Persino nell’ambito del diritto penale, intrinsecamente connotato da principi quali la tipicità e il divieto di applicazione analogica delle proprie disposizioni, l’approccio al tema dell’autotutela è stato di maggiore apertura. Da un lato, quelli che potremmo definire come i «limiti esterni» della facoltà di autotutela sono rinvenibili nel dettato degli articoli 392 e 393 c.p. che vietano l’esercizio arbitrario delle proprie ragioni con violenza, rispettivamente, sulle cose o sulle persone50. Dall’altro lato, sono state introdotte e circoscritte le fattispecie in cui la lesione di un altrui diritto è legittimata o, quantomeno, scriminata: si fa riferimento, ovviamente, agli articoli 52 e 54 c.p. che, unitamente alle corrispondenti norme civilistiche sul tema (articoli 2044 e 2045 c.c.), disciplinano la legittima difesa e lo stato di necessità51.

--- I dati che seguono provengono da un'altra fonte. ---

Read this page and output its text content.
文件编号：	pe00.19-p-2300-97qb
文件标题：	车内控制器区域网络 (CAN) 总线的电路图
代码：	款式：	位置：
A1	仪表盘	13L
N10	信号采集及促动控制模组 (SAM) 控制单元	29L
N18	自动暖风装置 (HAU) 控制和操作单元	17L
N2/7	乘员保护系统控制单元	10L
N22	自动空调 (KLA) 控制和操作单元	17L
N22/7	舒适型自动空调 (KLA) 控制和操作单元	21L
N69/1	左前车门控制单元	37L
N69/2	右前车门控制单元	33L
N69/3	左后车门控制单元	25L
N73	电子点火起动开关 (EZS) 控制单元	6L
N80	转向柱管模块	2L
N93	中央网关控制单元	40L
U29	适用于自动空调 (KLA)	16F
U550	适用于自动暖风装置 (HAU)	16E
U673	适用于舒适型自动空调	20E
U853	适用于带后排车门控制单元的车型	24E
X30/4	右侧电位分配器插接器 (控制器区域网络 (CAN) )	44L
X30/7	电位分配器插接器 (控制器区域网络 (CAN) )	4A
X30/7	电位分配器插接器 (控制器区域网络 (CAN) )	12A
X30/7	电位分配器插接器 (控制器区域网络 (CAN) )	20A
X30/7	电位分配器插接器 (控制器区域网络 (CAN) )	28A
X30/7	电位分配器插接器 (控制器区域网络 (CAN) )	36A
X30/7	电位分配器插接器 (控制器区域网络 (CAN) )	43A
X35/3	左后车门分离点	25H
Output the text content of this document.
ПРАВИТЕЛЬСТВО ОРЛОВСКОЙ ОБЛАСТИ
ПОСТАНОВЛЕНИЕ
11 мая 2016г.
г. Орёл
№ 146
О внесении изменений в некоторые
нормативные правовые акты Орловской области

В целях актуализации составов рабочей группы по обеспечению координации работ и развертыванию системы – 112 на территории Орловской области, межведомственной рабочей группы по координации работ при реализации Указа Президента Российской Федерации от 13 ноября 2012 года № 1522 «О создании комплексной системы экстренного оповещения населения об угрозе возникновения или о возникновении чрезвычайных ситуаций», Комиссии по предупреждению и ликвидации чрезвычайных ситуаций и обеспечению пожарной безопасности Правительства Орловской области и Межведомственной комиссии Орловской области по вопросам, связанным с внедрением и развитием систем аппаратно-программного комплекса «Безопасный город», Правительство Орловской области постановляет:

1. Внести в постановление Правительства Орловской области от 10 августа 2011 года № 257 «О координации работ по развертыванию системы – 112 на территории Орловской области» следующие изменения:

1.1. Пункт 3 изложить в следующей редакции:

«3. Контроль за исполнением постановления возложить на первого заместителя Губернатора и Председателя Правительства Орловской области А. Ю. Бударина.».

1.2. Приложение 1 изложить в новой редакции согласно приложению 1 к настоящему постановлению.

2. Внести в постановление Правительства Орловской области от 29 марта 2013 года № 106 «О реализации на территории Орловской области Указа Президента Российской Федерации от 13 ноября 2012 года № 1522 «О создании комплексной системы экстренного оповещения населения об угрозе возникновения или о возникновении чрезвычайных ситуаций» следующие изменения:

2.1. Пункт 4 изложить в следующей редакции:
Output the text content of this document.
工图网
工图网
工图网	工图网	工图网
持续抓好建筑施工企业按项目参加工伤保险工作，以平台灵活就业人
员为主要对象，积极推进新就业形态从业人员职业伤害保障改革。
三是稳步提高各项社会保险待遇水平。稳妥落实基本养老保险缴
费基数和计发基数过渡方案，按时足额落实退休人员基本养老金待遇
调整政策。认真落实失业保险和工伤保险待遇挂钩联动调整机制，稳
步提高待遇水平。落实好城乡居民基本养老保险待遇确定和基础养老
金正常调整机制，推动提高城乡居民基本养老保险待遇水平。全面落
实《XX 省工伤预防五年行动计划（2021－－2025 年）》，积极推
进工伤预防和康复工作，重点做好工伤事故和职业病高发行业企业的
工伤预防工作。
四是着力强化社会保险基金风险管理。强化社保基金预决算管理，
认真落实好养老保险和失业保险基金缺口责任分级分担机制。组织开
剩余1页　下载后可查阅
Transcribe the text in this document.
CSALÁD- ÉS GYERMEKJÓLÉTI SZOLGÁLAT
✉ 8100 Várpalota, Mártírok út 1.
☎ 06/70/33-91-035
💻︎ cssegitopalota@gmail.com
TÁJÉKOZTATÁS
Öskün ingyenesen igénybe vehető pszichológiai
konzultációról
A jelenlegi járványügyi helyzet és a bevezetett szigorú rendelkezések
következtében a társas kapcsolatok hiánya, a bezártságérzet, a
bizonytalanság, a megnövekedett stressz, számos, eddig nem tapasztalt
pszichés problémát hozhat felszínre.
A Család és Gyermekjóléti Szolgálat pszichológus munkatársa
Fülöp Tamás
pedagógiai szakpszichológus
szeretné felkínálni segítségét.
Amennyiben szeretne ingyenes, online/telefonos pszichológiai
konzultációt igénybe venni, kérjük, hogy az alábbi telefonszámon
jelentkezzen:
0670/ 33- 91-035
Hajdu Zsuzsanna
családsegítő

48 Dagnino, Contributo allo studio dell’autotutela privata, Giuffrè, Milano, 1983, p. 27.

49 Si veda, in tal senso, anche l’ampio sviluppo dei procedimenti di Alternative Dispute Resolutions, che è possibile riscontrare in gran parte degli ordinamenti giuridici.

50 Ciò che si vuole impedire, in altre parole, non è l’esercizio tout court delle proprie ragioni, bensì quello che sia contraddistinto da arbitrarietà e violenza. Vi è stato perciò chi, dalle citate disposizioni, ha desunto – ragionando a contrario e in virtù del principio di libertà immanente al nostro ordinamento, a mente del quale tutto ciò che non è espressamente vietato sarebbe consentito – che viceversa l’autotutela sarebbe riconosciuta come facoltà in via generale, entro i limiti esplicitamente posti da norme quali gli artt. 392 e 393 c.p.: si fa qui riferimento a Dagnino, op. cit., p. 25-26.

51 In merito alla legittima difesa e allo stato di necessità, per tutti, si veda Grosso, Difesa legittima e stato di necessità, Giuffrè, Milano, 1964.